6 385 miles away from Ottawa, in the middle of the Society archipelago, is a hidden jewel: Bora Bora, the Pearl of the Pacific ocean. Famous for its lush nature and blue lagoon, this tiny island has just a surface area of 24 mi²: 5 mi long and 3 mi large. Small in size but great in fame. Called “Mai te pora”, the island created by Gods, Bora Bora only counts 10 600 inhabitants but enjoys a tremendous success worldwide.
Bora Bora’s geology
Located 158 miles to the Northwest of Tahiti, Pora Pora, as it used to be referred to, is the “first born”. Created from a former volcano, the island is made of a basaltic range which offers an impressive landscape. The Mont Otemanu, its highest peak, is about 727m high. It overlooks the ocean and makes Bora Bora look like the perfect postcard everyone thinks about when speaking of Polynesia.
Made of several motu, these islets spread over the lagoon, Bora Bora is protected from the swell thanks to the coral reef. Everyday, dozens of cargos cross the Teavanui pass, the only opening over the ocean, to supply both shops and resorts with goods.
Nowadays, most of the islets have been bought by well-known hotel chains but some of them remain accessible for excursions. The most famous are probably the Tapu motu, the Tevairoa motu, the Mute motu, the Tane motu or even the Toopua one, to mention but a few.
Besides, the island of Bora Bora counts three bays: the Faanui bay to the Northwest, the Povai Bay – also called the Tuuraapuo Bay – to the South-East and the Hitiaa bay to the North-East.
The History of Bora Bora
If Bora Bora is so prized, it is partly due to its historical heritage. The island indeed used to be the American supply outpost during World War II. Intended to supply the South Pacific fleet, the island was equipped with an oil warehouse, a landing runway, a seaplane base and cannons.
When the war was over, soldiers left the island and kept the memories of a wild and isolated Eden with them. Their stories contributed to the current myth surrounding this small piece of land. And now, even though only a few can place the island on a world map, many have heard about it.
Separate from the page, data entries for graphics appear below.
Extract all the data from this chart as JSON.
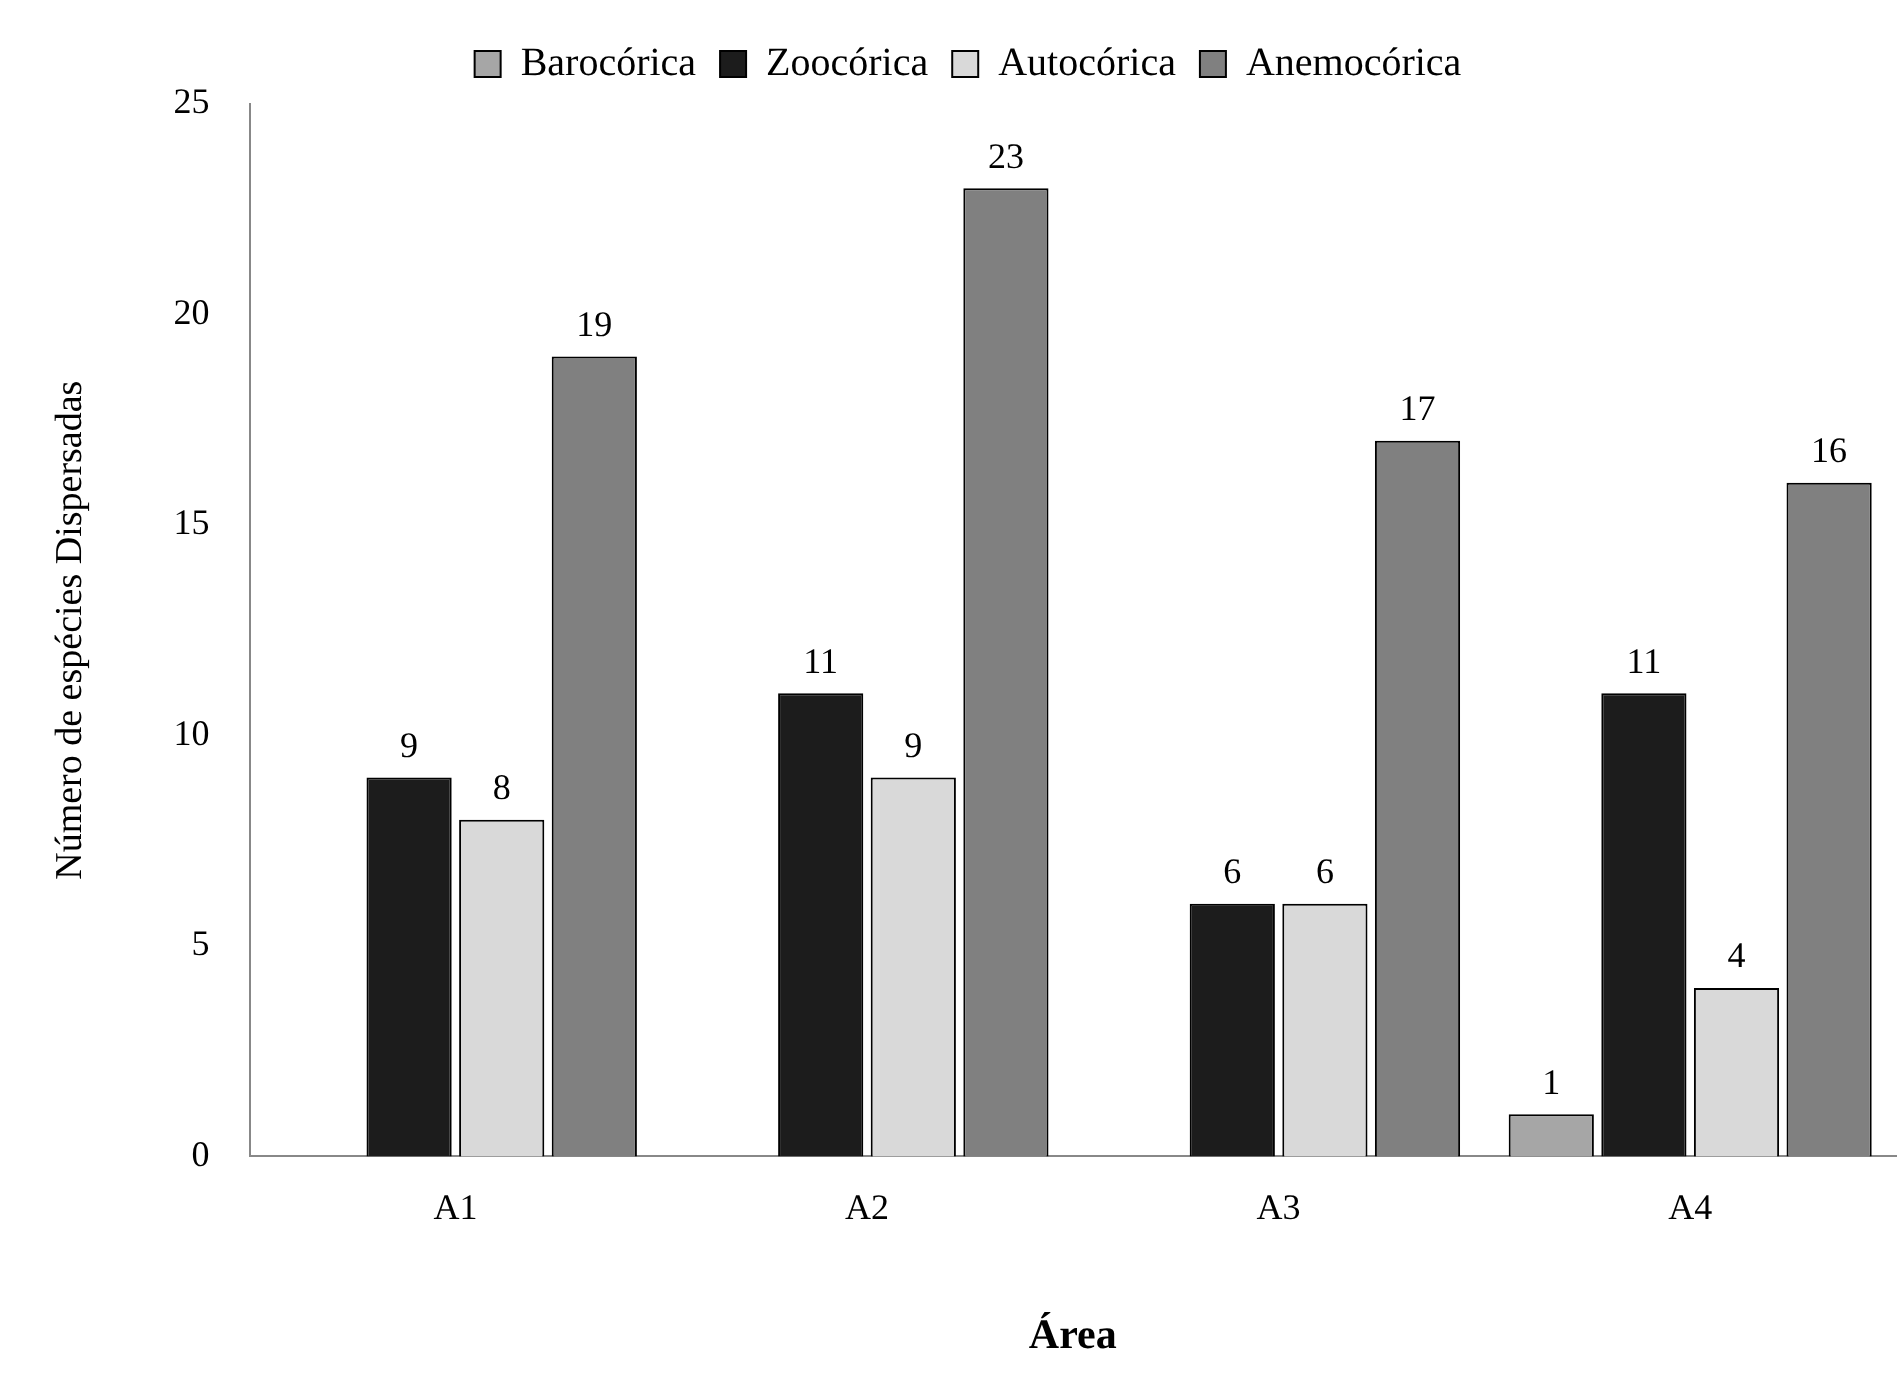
{
  "chart_data": {
    "type": "bar",
    "xlabel": "Área",
    "ylabel": "Número de espécies Dispersadas",
    "categories": [
      "A1",
      "A2",
      "A3",
      "A4"
    ],
    "series": [
      {
        "name": "Barocórica",
        "color": "#a6a6a6",
        "values": [
          null,
          null,
          null,
          1
        ]
      },
      {
        "name": "Zoocórica",
        "color": "#1c1c1c",
        "values": [
          9,
          11,
          6,
          11
        ]
      },
      {
        "name": "Autocórica",
        "color": "#d9d9d9",
        "values": [
          8,
          9,
          6,
          4
        ]
      },
      {
        "name": "Anemocórica",
        "color": "#808080",
        "values": [
          19,
          23,
          17,
          16
        ]
      }
    ],
    "ylim": [
      0,
      25
    ],
    "yticks": [
      0,
      5,
      10,
      15,
      20,
      25
    ],
    "grid": false,
    "legend": "top",
    "data_labels": true
  }
}
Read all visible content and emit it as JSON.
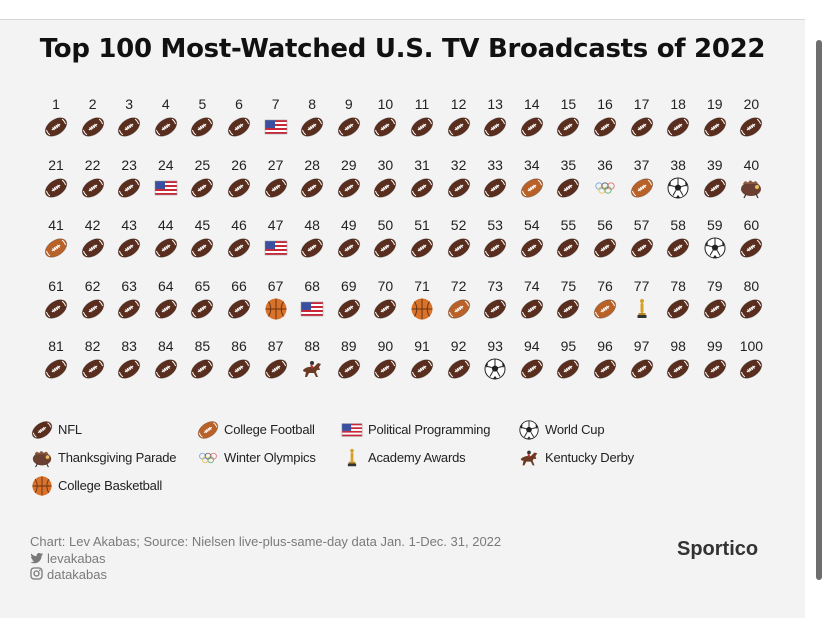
{
  "chart_data": {
    "type": "pictogram",
    "title": "Top 100 Most-Watched U.S. TV Broadcasts of 2022",
    "ranks": [
      1,
      2,
      3,
      4,
      5,
      6,
      7,
      8,
      9,
      10,
      11,
      12,
      13,
      14,
      15,
      16,
      17,
      18,
      19,
      20,
      21,
      22,
      23,
      24,
      25,
      26,
      27,
      28,
      29,
      30,
      31,
      32,
      33,
      34,
      35,
      36,
      37,
      38,
      39,
      40,
      41,
      42,
      43,
      44,
      45,
      46,
      47,
      48,
      49,
      50,
      51,
      52,
      53,
      54,
      55,
      56,
      57,
      58,
      59,
      60,
      61,
      62,
      63,
      64,
      65,
      66,
      67,
      68,
      69,
      70,
      71,
      72,
      73,
      74,
      75,
      76,
      77,
      78,
      79,
      80,
      81,
      82,
      83,
      84,
      85,
      86,
      87,
      88,
      89,
      90,
      91,
      92,
      93,
      94,
      95,
      96,
      97,
      98,
      99,
      100
    ],
    "categories": [
      "nfl",
      "nfl",
      "nfl",
      "nfl",
      "nfl",
      "nfl",
      "political",
      "nfl",
      "nfl",
      "nfl",
      "nfl",
      "nfl",
      "nfl",
      "nfl",
      "nfl",
      "nfl",
      "nfl",
      "nfl",
      "nfl",
      "nfl",
      "nfl",
      "nfl",
      "nfl",
      "political",
      "nfl",
      "nfl",
      "nfl",
      "nfl",
      "nfl",
      "nfl",
      "nfl",
      "nfl",
      "nfl",
      "college_football",
      "nfl",
      "olympics",
      "college_football",
      "world_cup",
      "nfl",
      "parade",
      "college_football",
      "nfl",
      "nfl",
      "nfl",
      "nfl",
      "nfl",
      "political",
      "nfl",
      "nfl",
      "nfl",
      "nfl",
      "nfl",
      "nfl",
      "nfl",
      "nfl",
      "nfl",
      "nfl",
      "nfl",
      "world_cup",
      "nfl",
      "nfl",
      "nfl",
      "nfl",
      "nfl",
      "nfl",
      "nfl",
      "college_basketball",
      "political",
      "nfl",
      "nfl",
      "college_basketball",
      "college_football",
      "nfl",
      "nfl",
      "nfl",
      "college_football",
      "academy_awards",
      "nfl",
      "nfl",
      "nfl",
      "nfl",
      "nfl",
      "nfl",
      "nfl",
      "nfl",
      "nfl",
      "nfl",
      "kentucky_derby",
      "nfl",
      "nfl",
      "nfl",
      "nfl",
      "world_cup",
      "nfl",
      "nfl",
      "nfl",
      "nfl",
      "nfl",
      "nfl",
      "nfl"
    ],
    "legend": [
      {
        "key": "nfl",
        "label": "NFL"
      },
      {
        "key": "college_football",
        "label": "College Football"
      },
      {
        "key": "political",
        "label": "Political Programming"
      },
      {
        "key": "world_cup",
        "label": "World Cup"
      },
      {
        "key": "parade",
        "label": "Thanksgiving Parade"
      },
      {
        "key": "olympics",
        "label": "Winter Olympics"
      },
      {
        "key": "academy_awards",
        "label": "Academy Awards"
      },
      {
        "key": "kentucky_derby",
        "label": "Kentucky Derby"
      },
      {
        "key": "college_basketball",
        "label": "College Basketball"
      }
    ]
  },
  "footer": {
    "credit": "Chart: Lev Akabas; Source: Nielsen live-plus-same-day data Jan. 1-Dec. 31, 2022",
    "twitter": "levakabas",
    "instagram": "datakabas",
    "brand": "Sportico"
  },
  "colors": {
    "nfl_ball": "#5a2e1e",
    "college_ball": "#b8622a",
    "basketball": "#d9722a",
    "background": "#f3f3f3"
  }
}
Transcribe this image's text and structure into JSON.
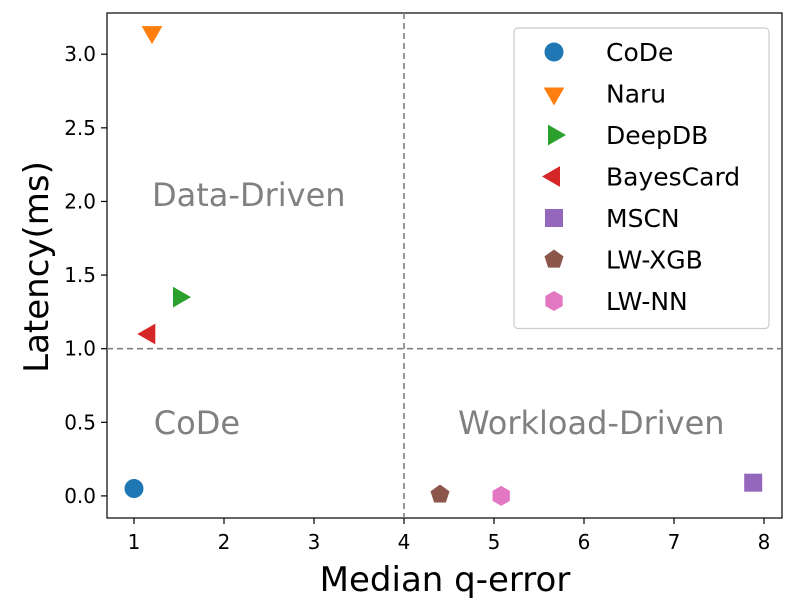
{
  "chart_data": {
    "type": "scatter",
    "title": "",
    "xlabel": "Median q-error",
    "ylabel": "Latency(ms)",
    "xlim": [
      0.7,
      8.2
    ],
    "ylim": [
      -0.15,
      3.28
    ],
    "xticks": [
      1,
      2,
      3,
      4,
      5,
      6,
      7,
      8
    ],
    "yticks": [
      0.0,
      0.5,
      1.0,
      1.5,
      2.0,
      2.5,
      3.0
    ],
    "xtick_labels": [
      "1",
      "2",
      "3",
      "4",
      "5",
      "6",
      "7",
      "8"
    ],
    "ytick_labels": [
      "0.0",
      "0.5",
      "1.0",
      "1.5",
      "2.0",
      "2.5",
      "3.0"
    ],
    "reference_lines": [
      {
        "orientation": "vertical",
        "value": 4,
        "style": "dashed",
        "color": "#808080"
      },
      {
        "orientation": "horizontal",
        "value": 1.0,
        "style": "dashed",
        "color": "#808080"
      }
    ],
    "region_labels": [
      {
        "text": "Data-Driven",
        "x": 1.2,
        "y": 1.97
      },
      {
        "text": "CoDe",
        "x": 1.22,
        "y": 0.42
      },
      {
        "text": "Workload-Driven",
        "x": 4.6,
        "y": 0.42
      }
    ],
    "series": [
      {
        "name": "CoDe",
        "x": 1.0,
        "y": 0.05,
        "marker": "circle",
        "color": "#1f77b4"
      },
      {
        "name": "Naru",
        "x": 1.2,
        "y": 3.15,
        "marker": "triangle-down",
        "color": "#ff7f0e"
      },
      {
        "name": "DeepDB",
        "x": 1.5,
        "y": 1.35,
        "marker": "triangle-right",
        "color": "#2ca02c"
      },
      {
        "name": "BayesCard",
        "x": 1.17,
        "y": 1.1,
        "marker": "triangle-left",
        "color": "#d62728"
      },
      {
        "name": "MSCN",
        "x": 7.88,
        "y": 0.09,
        "marker": "square",
        "color": "#9467bd"
      },
      {
        "name": "LW-XGB",
        "x": 4.4,
        "y": 0.01,
        "marker": "pentagon",
        "color": "#8c564b"
      },
      {
        "name": "LW-NN",
        "x": 5.08,
        "y": 0.0,
        "marker": "hexagon",
        "color": "#e377c2"
      }
    ],
    "legend": {
      "position": "top-right"
    },
    "grid": false
  }
}
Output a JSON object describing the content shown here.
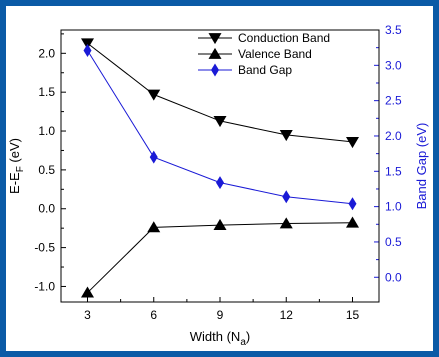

Beside tourists, Bora Bora is particularly appreciated by locals, mainly because it is easily accessible.
Located 12,4 miles to the North-West of Taha’a and 32 miles away from the no less interesting Maupiti, Bora Bora is daily served by public transport within the Raromatai islands and enjoys a great air service.
How to get to Bora Bora
How long is the flight to Bora Bora ?
International flights used to land in Bora Bora, nowadays if you want to go there, it is necessary to take off from the Tahiti-Faa’a airport. Every day, 50min direct flights lead you there, count about 1h30 if there is a stopover.
The Bora Bora airport is located on an islet which turns out to be a few minutes away from the main island: “Motu Mute”. From there, a boat shuttle drives you to the hotel of your choice or to the Vaitape port.
If you are not into air transport, you can jump in a boat departing from Raiatea for instance and take some time to gaze at the lagoon.